Studio album by Foster the People
- Released: August 16, 2024
- Recorded: 2022–2024
- Studio: EastWest, Hollywood, Los Angeles; The Church, London, England;
- Genre: Indie pop; disco; synth-pop; psychedelic pop;
- Length: 43:37
- Label: Atlantic
- Producer: Chrome Sparks; Paul Epworth; Mark Foster; Isom Innis;

Foster the People chronology
| In the Darkest of Nights, Let the Birds Sing (2020) | Paradise State of Mind (2024) |  |

Singles from Paradise State of Mind
- "Lost in Space" Released: May 31, 2024; "Take Me Back" Released: June 28, 2024; "Chasing Low Vibrations" Released: July 26, 2024;

= Paradise State of Mind =

Paradise State of Mind is the fourth studio album by American indie pop band Foster the People, released on August 16, 2024, by Atlantic Records, their first under the label.

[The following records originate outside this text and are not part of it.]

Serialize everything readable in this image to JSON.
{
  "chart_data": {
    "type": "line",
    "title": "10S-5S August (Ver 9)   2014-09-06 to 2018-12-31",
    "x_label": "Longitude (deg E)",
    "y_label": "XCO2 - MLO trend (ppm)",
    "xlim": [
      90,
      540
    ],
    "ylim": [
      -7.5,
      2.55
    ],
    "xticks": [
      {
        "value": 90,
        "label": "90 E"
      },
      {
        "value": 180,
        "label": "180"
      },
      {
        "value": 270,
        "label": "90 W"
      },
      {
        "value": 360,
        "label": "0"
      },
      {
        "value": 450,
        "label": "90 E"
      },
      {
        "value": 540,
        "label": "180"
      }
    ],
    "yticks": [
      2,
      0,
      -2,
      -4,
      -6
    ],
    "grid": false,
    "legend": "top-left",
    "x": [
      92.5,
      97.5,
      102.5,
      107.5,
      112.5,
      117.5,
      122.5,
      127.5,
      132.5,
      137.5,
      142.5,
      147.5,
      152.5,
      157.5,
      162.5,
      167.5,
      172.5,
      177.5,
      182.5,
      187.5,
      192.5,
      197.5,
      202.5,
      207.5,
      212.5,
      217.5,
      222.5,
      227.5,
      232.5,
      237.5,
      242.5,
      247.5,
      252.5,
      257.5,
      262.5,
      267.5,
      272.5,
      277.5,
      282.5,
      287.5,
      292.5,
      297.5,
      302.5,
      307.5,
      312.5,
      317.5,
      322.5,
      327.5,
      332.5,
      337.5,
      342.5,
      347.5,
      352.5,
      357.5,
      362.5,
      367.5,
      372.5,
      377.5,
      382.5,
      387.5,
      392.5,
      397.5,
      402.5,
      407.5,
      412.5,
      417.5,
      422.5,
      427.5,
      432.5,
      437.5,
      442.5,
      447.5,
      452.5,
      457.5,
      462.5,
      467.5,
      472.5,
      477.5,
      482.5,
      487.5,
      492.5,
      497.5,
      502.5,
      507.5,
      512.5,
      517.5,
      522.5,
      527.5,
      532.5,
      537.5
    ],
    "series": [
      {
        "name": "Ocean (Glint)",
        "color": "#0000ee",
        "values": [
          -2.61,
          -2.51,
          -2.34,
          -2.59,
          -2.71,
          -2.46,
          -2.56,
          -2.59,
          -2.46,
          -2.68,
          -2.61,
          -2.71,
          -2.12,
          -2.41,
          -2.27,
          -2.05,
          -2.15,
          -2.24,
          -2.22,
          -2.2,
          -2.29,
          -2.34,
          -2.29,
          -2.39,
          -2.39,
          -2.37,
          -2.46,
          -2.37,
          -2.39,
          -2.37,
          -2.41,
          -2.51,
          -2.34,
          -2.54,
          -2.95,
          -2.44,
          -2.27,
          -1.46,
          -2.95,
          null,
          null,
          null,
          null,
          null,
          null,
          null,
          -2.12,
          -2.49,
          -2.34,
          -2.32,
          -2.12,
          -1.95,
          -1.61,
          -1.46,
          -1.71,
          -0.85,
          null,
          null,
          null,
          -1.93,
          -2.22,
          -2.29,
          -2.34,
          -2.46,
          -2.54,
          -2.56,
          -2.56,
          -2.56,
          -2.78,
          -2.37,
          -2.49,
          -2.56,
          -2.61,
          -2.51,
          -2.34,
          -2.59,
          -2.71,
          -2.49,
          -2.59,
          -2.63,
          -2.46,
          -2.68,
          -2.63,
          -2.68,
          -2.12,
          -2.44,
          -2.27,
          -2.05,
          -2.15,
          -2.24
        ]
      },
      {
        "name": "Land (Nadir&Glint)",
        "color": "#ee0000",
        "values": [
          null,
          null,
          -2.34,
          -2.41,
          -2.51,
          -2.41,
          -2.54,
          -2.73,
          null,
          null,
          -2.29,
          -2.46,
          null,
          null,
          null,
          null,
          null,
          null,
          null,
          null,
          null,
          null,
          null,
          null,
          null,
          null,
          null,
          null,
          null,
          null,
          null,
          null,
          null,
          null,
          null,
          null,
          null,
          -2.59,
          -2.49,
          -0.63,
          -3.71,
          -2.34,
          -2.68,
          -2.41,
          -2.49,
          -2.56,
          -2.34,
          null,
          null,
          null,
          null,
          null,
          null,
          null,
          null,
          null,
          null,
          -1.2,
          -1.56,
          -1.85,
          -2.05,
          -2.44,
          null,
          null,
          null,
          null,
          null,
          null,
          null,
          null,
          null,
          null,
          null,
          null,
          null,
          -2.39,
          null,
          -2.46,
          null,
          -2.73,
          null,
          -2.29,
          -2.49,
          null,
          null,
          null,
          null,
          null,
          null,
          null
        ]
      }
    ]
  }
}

It is the band's first studio album in seven years since the release of Sacred Hearts Club (2017), although they released an EP and a number of non-album singles between 2018 and 2021. The band initially planned on touring in 2021 in support of their EP In the Darkest of Nights, Let the Birds Sing (2020) however the COVID-19 pandemic prevented them, leading to a hiatus where band members worked on other material and eventually started the process of songwriting and recording this album. The album artwork is an oil painting by Matt Hansel.

The first single, disco-toned "Lost in Space", was released on May 31, 2024. The second single "Take Me Back" was released on June 28, 2024. The third single "Chasing Low Vibrations" was released on July 26, 2024. It is the band's first album not to feature their drummer Mark Pontius after his departure from the band in October 2021. It is also the band's final album to feature guitarist Sean Cimino as he departed from the band months before the album's release.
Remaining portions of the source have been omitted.